居酒屋は世界に広く見られるが、都市を離れた農村にも見られるのがヨーロッパの特徴である。これは非ヨーロッパ圏に比べて、農村への貨幣経済が早くから浸透していた為である。
これにより、地域のコミュニティセンターとして多機能性を備えた居酒屋が成立したが、時代が下るにしたがって、銀行、裁判所、エンターテイメント機能が分化して居酒屋から離れて行き(著者は棲み分けと呼ぶ)単に酒を飲む場所になった。「農村への貨幣経済の早くからの浸透」と「空間や時間の棲み分け」がヨーロッパ近代文明飛躍の鍵である。

結論への導入の仕方が非常に丁寧で読みやすく、なかなか楽しく読めました。
欲を言えば…。
ヨーロッパ最盛期の居酒屋の解説で、イギリス・フランス・スペイン・ドイツ・ロシア等が挙げられているのですが、イタリアについて全く触れられていないのが寂しいです。東方貿易や十字軍の絡みもあるでしょうから。
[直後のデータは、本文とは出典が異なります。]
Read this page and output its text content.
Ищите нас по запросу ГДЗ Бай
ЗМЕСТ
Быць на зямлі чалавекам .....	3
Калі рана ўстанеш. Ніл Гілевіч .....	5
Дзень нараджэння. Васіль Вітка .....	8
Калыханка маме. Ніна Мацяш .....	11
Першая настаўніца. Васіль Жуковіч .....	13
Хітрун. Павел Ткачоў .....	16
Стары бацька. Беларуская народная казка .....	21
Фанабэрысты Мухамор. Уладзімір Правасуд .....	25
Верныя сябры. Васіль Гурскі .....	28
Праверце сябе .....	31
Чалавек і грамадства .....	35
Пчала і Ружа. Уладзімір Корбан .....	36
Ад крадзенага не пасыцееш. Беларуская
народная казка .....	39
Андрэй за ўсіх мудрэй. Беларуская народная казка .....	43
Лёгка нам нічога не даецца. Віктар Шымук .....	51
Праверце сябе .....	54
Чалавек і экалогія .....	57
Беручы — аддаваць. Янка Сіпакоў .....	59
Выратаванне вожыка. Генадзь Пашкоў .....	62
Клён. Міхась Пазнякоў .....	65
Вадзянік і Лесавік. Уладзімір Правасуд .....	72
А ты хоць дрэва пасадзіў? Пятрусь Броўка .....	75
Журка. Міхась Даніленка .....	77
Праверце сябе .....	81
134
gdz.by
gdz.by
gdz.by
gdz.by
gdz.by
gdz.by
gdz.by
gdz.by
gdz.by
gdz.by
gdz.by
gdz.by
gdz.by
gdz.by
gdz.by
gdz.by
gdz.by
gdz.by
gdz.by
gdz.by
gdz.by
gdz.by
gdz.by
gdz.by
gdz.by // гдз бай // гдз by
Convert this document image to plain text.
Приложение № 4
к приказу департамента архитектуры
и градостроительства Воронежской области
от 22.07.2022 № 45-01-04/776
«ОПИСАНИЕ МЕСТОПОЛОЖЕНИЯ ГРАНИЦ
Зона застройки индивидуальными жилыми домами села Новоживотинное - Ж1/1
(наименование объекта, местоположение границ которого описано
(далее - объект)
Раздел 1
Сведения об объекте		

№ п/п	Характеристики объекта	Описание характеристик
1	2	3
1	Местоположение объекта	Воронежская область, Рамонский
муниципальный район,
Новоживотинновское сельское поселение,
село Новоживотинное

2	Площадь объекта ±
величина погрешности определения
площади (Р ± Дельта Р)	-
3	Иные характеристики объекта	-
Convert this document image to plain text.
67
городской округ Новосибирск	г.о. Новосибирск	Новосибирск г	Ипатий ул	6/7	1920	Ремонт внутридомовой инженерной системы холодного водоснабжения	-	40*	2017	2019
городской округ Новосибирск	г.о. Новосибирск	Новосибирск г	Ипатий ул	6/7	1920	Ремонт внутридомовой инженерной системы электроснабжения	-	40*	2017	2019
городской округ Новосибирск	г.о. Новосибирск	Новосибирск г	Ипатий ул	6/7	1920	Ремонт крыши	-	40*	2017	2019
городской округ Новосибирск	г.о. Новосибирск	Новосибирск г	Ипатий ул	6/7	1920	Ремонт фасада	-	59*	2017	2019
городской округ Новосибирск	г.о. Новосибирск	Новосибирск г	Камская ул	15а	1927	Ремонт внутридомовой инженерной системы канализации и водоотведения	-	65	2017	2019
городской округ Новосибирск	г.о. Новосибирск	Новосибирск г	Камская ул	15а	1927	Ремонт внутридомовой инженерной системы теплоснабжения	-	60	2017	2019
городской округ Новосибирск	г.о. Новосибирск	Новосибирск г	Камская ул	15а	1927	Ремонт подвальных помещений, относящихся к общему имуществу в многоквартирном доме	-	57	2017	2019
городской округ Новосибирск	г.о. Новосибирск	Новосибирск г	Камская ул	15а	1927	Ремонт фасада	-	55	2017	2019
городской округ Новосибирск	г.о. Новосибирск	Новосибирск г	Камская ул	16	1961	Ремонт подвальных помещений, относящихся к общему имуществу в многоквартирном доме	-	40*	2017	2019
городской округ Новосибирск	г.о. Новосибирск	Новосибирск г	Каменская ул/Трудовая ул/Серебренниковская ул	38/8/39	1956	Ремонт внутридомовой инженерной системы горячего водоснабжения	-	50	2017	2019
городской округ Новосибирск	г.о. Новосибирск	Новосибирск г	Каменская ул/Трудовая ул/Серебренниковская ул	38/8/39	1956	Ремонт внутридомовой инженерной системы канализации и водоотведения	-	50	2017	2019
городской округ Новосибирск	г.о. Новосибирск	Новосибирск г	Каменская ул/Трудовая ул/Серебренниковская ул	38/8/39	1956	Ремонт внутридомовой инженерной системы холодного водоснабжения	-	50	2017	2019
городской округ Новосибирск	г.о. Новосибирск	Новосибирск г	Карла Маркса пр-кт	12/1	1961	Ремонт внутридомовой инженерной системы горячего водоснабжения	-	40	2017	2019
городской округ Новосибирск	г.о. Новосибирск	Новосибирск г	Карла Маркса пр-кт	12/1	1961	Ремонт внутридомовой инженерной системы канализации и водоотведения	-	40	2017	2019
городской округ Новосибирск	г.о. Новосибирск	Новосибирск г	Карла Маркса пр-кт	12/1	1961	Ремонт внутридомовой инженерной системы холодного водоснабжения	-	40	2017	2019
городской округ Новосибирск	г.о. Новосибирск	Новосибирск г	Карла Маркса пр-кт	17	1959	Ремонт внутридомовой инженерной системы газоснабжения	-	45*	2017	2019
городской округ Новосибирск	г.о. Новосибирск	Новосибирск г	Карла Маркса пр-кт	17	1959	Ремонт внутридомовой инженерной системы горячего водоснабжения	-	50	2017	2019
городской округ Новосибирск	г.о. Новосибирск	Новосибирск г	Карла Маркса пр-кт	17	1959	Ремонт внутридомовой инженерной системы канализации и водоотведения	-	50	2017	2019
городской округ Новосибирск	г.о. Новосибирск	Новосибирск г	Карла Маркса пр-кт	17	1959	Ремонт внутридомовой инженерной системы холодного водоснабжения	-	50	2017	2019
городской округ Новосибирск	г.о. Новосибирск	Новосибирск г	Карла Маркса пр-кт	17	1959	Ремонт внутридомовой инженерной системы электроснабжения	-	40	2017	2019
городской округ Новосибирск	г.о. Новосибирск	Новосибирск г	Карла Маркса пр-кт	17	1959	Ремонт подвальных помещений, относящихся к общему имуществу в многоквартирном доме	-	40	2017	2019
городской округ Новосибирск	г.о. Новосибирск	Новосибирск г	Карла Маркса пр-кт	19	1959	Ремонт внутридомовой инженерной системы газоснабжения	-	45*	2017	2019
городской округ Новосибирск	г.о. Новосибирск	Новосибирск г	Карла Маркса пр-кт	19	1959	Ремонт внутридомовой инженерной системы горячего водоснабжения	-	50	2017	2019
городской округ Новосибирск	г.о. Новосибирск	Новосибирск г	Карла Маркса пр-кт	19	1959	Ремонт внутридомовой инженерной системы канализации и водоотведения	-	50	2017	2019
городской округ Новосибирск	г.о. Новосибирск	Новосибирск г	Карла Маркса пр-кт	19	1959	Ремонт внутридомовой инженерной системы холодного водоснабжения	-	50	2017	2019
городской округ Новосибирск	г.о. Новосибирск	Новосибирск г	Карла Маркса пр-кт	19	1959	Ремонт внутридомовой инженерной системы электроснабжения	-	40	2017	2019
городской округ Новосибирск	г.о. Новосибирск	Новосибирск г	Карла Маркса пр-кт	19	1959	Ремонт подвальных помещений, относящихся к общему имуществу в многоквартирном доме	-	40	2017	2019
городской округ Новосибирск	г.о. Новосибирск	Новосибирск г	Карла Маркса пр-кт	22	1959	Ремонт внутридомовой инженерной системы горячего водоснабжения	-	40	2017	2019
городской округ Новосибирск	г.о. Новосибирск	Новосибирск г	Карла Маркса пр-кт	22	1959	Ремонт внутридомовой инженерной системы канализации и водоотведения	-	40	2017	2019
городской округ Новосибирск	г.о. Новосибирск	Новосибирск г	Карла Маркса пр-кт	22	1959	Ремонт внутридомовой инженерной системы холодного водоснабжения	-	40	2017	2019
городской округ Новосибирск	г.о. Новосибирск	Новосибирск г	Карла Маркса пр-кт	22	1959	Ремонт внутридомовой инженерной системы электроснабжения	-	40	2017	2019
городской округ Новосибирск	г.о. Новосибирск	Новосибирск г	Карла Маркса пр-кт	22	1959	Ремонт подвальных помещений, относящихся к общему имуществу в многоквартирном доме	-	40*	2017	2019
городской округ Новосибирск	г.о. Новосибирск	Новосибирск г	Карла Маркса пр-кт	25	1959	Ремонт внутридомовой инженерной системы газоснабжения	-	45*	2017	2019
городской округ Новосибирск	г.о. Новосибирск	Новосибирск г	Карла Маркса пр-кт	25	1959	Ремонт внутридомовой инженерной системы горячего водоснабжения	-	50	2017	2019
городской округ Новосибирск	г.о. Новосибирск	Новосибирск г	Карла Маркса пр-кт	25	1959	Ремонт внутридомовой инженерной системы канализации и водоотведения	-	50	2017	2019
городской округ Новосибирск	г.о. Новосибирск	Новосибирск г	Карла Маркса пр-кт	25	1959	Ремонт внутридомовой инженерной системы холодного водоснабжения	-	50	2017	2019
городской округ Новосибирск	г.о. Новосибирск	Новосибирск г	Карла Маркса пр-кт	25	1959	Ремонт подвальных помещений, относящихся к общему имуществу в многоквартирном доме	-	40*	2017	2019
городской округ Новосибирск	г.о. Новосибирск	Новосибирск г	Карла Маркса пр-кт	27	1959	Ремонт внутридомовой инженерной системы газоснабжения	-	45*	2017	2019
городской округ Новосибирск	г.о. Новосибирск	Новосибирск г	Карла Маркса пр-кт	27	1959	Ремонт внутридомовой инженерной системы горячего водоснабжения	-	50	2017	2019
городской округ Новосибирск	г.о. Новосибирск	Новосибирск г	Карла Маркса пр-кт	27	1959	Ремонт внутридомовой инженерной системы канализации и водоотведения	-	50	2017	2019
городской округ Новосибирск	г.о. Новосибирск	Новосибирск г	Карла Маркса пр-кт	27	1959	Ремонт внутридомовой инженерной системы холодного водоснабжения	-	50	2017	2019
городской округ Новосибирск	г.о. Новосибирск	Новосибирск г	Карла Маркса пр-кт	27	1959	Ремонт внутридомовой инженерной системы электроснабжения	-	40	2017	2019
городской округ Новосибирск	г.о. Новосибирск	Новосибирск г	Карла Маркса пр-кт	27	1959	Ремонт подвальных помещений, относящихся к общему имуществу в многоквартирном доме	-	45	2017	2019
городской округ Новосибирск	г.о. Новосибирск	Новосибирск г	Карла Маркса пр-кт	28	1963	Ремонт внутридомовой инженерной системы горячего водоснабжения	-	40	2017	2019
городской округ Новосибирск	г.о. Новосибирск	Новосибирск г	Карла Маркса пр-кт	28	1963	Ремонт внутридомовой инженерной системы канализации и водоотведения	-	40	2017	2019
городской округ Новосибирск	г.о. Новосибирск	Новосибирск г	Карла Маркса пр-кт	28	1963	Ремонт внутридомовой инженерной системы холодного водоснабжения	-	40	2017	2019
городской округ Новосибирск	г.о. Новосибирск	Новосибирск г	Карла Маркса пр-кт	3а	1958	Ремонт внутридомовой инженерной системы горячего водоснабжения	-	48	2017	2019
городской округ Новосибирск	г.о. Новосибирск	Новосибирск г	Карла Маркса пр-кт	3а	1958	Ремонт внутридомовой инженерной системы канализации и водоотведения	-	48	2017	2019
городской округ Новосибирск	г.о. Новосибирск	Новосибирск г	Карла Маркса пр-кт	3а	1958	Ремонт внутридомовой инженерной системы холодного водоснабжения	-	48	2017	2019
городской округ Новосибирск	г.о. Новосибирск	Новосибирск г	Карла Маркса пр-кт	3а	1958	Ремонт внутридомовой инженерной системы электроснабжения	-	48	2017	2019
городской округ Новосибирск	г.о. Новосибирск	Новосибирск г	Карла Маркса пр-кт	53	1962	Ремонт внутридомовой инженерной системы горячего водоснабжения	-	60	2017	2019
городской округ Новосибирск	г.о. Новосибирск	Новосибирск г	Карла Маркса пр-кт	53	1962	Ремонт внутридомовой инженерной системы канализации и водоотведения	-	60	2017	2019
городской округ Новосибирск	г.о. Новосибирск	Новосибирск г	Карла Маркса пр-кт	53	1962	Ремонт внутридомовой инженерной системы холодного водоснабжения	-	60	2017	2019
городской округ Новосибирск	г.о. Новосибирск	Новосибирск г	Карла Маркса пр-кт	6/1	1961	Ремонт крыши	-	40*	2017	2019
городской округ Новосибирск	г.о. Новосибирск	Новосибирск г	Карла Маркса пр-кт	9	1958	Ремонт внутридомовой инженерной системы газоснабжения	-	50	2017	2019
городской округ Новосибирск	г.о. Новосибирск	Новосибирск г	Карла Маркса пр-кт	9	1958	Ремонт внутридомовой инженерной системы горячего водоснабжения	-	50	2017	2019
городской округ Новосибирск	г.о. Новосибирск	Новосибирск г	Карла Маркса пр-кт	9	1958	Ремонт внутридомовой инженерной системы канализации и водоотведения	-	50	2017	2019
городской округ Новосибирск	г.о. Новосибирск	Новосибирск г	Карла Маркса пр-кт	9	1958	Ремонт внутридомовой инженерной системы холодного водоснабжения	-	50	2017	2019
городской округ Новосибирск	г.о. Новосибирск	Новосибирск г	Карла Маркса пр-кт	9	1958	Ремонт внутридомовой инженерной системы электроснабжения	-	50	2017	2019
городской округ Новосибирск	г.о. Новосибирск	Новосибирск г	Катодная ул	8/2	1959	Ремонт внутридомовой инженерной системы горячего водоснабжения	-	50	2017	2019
同じくビザンツについては2行程でスルーしてしまい、オスマントルコもイスラム圏の中でのみの捉え方なのですが、東西交流の視点からもう少し詳しく掘り下げてほしかった気がします。

著者も言うように、本書の様な居酒屋の概説書は初めての事だと思いますが、
実に面白いので、今後フォロアーが出てくることを期待したいと思います。